Medicines prepared from the eyes and vitals of the dead are supposed to be efficacious. Leprosy is believed to be curable by drinking the blood of a healthy infant. Dr. Macarthy and Staff-Surgeon Rennie were present at an execution in Peking, when they saw the executioner soak up the blood of the decapitated criminal with large balls of pith, which he preserved. These are dried and sold to the druggists under the name of “shue-man-tou” (blood-bread), which is prescribed for a disease called “chong-cheng,” which Dr. Rennie supposed to be pulmonary consumption.[310]
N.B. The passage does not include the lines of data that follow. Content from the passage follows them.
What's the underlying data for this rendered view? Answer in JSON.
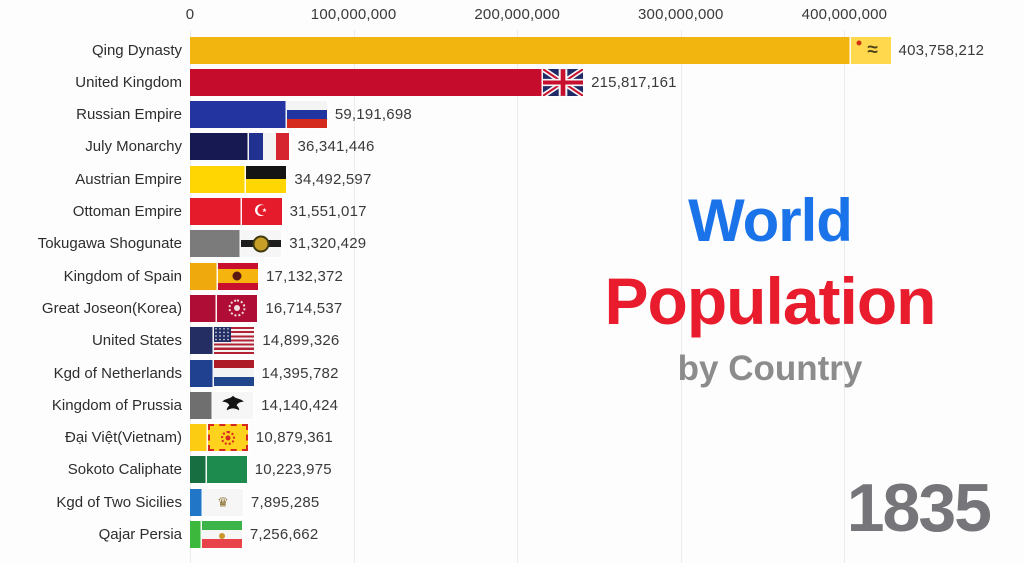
{
  "title": {
    "line1": "World",
    "line1_color": "#1a73e8",
    "line2": "Population",
    "line2_color": "#e81c2c",
    "line3": "by Country",
    "line3_color": "#8c8c8c"
  },
  "year": "1835",
  "year_color": "#76767a",
  "chart_data": {
    "type": "bar",
    "orientation": "horizontal",
    "title": "World Population by Country",
    "year": "1835",
    "x_axis": {
      "gridlines": true,
      "max": 450000000,
      "ticks": [
        {
          "value": 0,
          "label": "0"
        },
        {
          "value": 100000000,
          "label": "100,000,000"
        },
        {
          "value": 200000000,
          "label": "200,000,000"
        },
        {
          "value": 300000000,
          "label": "300,000,000"
        },
        {
          "value": 400000000,
          "label": "400,000,000"
        }
      ]
    },
    "categories": [
      "Qing Dynasty",
      "United Kingdom",
      "Russian Empire",
      "July Monarchy",
      "Austrian Empire",
      "Ottoman Empire",
      "Tokugawa Shogunate",
      "Kingdom of Spain",
      "Great Joseon(Korea)",
      "United States",
      "Kgd of Netherlands",
      "Kingdom of Prussia",
      "Đại Việt(Vietnam)",
      "Sokoto Caliphate",
      "Kgd of Two Sicilies",
      "Qajar Persia"
    ],
    "values": [
      403758212,
      215817161,
      59191698,
      36341446,
      34492597,
      31551017,
      31320429,
      17132372,
      16714537,
      14899326,
      14395782,
      14140424,
      10879361,
      10223975,
      7895285,
      7256662
    ],
    "rows": [
      {
        "label": "Qing Dynasty",
        "value": 403758212,
        "display": "403,758,212",
        "bar_color": "#f2b40e",
        "flag": {
          "kind": "solid",
          "bg": "#ffd84d",
          "emblems": [
            {
              "t": "char",
              "char": "≈",
              "color": "#4c4418",
              "size": 19,
              "x": 55,
              "y": 50,
              "bold": true
            },
            {
              "t": "circle",
              "color": "#d03512",
              "size": 5,
              "x": 22,
              "y": 24
            }
          ]
        }
      },
      {
        "label": "United Kingdom",
        "value": 215817161,
        "display": "215,817,161",
        "bar_color": "#c60c2c",
        "flag": {
          "kind": "uk",
          "navy": "#1f2a66",
          "white": "#f6f6f6",
          "red": "#C8102E"
        }
      },
      {
        "label": "Russian Empire",
        "value": 59191698,
        "display": "59,191,698",
        "bar_color": "#2333a0",
        "flag": {
          "kind": "h",
          "stripes": [
            {
              "c": "#f4f4f4",
              "w": 1
            },
            {
              "c": "#2135a0",
              "w": 1
            },
            {
              "c": "#d52b1e",
              "w": 1
            }
          ]
        }
      },
      {
        "label": "July Monarchy",
        "value": 36341446,
        "display": "36,341,446",
        "bar_color": "#171a52",
        "flag": {
          "kind": "v",
          "stripes": [
            {
              "c": "#20318f",
              "w": 1
            },
            {
              "c": "#f4f4f4",
              "w": 1
            },
            {
              "c": "#d6252e",
              "w": 1
            }
          ]
        }
      },
      {
        "label": "Austrian Empire",
        "value": 34492597,
        "display": "34,492,597",
        "bar_color": "#ffd502",
        "flag": {
          "kind": "h",
          "stripes": [
            {
              "c": "#141414",
              "w": 1
            },
            {
              "c": "#ffd502",
              "w": 1
            }
          ]
        }
      },
      {
        "label": "Ottoman Empire",
        "value": 31551017,
        "display": "31,551,017",
        "bar_color": "#e51b2c",
        "flag": {
          "kind": "solid",
          "bg": "#e51b2c",
          "emblems": [
            {
              "t": "char",
              "char": "☪",
              "color": "#ffffff",
              "size": 16,
              "x": 48,
              "y": 50
            }
          ]
        }
      },
      {
        "label": "Tokugawa Shogunate",
        "value": 31320429,
        "display": "31,320,429",
        "bar_color": "#7b7b7b",
        "flag": {
          "kind": "solid",
          "bg": "#f6f6f6",
          "emblems": [
            {
              "t": "band",
              "color": "#1c1c1c",
              "h": 26
            },
            {
              "t": "circle",
              "color": "#c79f27",
              "size": 17,
              "x": 50,
              "y": 50,
              "ring": "#3f3a10"
            }
          ]
        }
      },
      {
        "label": "Kingdom of Spain",
        "value": 17132372,
        "display": "17,132,372",
        "bar_color": "#efa90d",
        "flag": {
          "kind": "h",
          "stripes": [
            {
              "c": "#c8102e",
              "w": 1
            },
            {
              "c": "#f6b40e",
              "w": 2
            },
            {
              "c": "#c8102e",
              "w": 1
            }
          ],
          "emblems": [
            {
              "t": "circle",
              "color": "#5a1a14",
              "size": 9,
              "x": 48,
              "y": 50
            }
          ]
        }
      },
      {
        "label": "Great Joseon(Korea)",
        "value": 16714537,
        "display": "16,714,537",
        "bar_color": "#b00d36",
        "flag": {
          "kind": "solid",
          "bg": "#b00d36",
          "emblems": [
            {
              "t": "ring",
              "color": "#f0dede",
              "size": 17,
              "x": 50,
              "y": 50
            },
            {
              "t": "circle",
              "color": "#f0dede",
              "size": 6,
              "x": 50,
              "y": 50
            }
          ]
        }
      },
      {
        "label": "United States",
        "value": 14899326,
        "display": "14,899,326",
        "bar_color": "#252e63",
        "flag": {
          "kind": "us",
          "red": "#B22234",
          "white": "#f4f4f4",
          "navy": "#232e66"
        }
      },
      {
        "label": "Kgd of Netherlands",
        "value": 14395782,
        "display": "14,395,782",
        "bar_color": "#1f418f",
        "flag": {
          "kind": "h",
          "stripes": [
            {
              "c": "#AE1C28",
              "w": 1
            },
            {
              "c": "#f4f4f4",
              "w": 1
            },
            {
              "c": "#21468B",
              "w": 1
            }
          ]
        }
      },
      {
        "label": "Kingdom of Prussia",
        "value": 14140424,
        "display": "14,140,424",
        "bar_color": "#6f6f6f",
        "flag": {
          "kind": "solid",
          "bg": "#f6f6f6",
          "emblems": [
            {
              "t": "eagle",
              "color": "#141414",
              "size": 24,
              "x": 50,
              "y": 50
            }
          ]
        }
      },
      {
        "label": "Đại Việt(Vietnam)",
        "value": 10879361,
        "display": "10,879,361",
        "bar_color": "#fccc12",
        "flag": {
          "kind": "solid",
          "bg": "#ffd21e",
          "border_color": "#d6281e",
          "emblems": [
            {
              "t": "ring",
              "color": "#d6281e",
              "size": 14,
              "x": 50,
              "y": 50
            },
            {
              "t": "circle",
              "color": "#d6281e",
              "size": 5,
              "x": 50,
              "y": 50
            }
          ]
        }
      },
      {
        "label": "Sokoto Caliphate",
        "value": 10223975,
        "display": "10,223,975",
        "bar_color": "#176e41",
        "flag": {
          "kind": "solid",
          "bg": "#1d8a4e"
        }
      },
      {
        "label": "Kgd of Two Sicilies",
        "value": 7895285,
        "display": "7,895,285",
        "bar_color": "#2176c7",
        "flag": {
          "kind": "solid",
          "bg": "#f6f6f6",
          "emblems": [
            {
              "t": "char",
              "char": "♛",
              "color": "#8a7030",
              "size": 13,
              "x": 50,
              "y": 50
            }
          ]
        }
      },
      {
        "label": "Qajar Persia",
        "value": 7256662,
        "display": "7,256,662",
        "bar_color": "#3cb83c",
        "flag": {
          "kind": "h",
          "stripes": [
            {
              "c": "#3cb44a",
              "w": 1
            },
            {
              "c": "#f6f6f6",
              "w": 1.1
            },
            {
              "c": "#e8434a",
              "w": 1
            }
          ],
          "emblems": [
            {
              "t": "circle",
              "color": "#c9972b",
              "size": 6,
              "x": 50,
              "y": 54
            }
          ]
        }
      }
    ]
  }
}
The Times says (October 10th, 1892) that the character of the accusations made in the publications against Europeans has created as much astonishment amongst the foreign residents in China as it has in the West. Missionaries especially were charged—and the charges have been made frequently during the past thirty years—with bewitching women and children by means of drugs, enticing them to some secret place, and there killing them for the purpose of taking out their hearts and eyes. Dr. Macgowan, a gentleman who has lived for many years in China, has published a statement showing that from the point of view of Chinese medicine these accusations are far from preposterous. It is one of the medical superstitions of China that various portions of the human frame and all its secretions possess therapeutic properties. He refers to a popular voluminous Materia Medica—the only authoritative work of the kind in the Chinese language—which gives thirty-seven anthropophagous remedies of native medicine. Human blood taken into the system from another is believed to strengthen it; and Dr. Macgowan mentions the case of an English lady, now dead, who devoted her fortune and life to the education of girls in Ningpo, who was supposed by the natives to extract the blood of her pupils for this purpose. Human muscles are supposed to be a good medicament in consumption, and cases are constantly recorded of children who mutilate themselves to administer their flesh to sick parents.
Never, says Dr. Macgowan, has filial piety exhibited its zeal in this manner more than at the present time. Imperial decrees published in the Pekin Gazette, often authorising honorary portals to be erected in honour of men, and particularly women, for these flesh offerings, afford no indication of the extent to which it is carried, for only people of wealth and influence can obtain such a recognition of the merit of filial devotion. It is very common among the comparatively lowly, but more frequent among the literati. A literary graduate now in his own service, finding the operation of snipping a piece of integument from his arm too painful, seized a hatchet and cut off a joint of one of his fingers, which he made into broth mixed with medicine and gave to his mother. It is essential in all such cases that the recipient should be kept in profound ignorance of the nature of the potion thus prepared, and in no case is the operation to be performed for an inferior, as by a husband for a wife, or a parent for a child. This belief in the medical virtues of part of the human body (of which a large number of instances which cannot be repeated here are given) has led to a demand from native practitioners which can sometimes only be supplied by murder. Of this, too, examples are given from official records and other publications, some of them of quite recent date.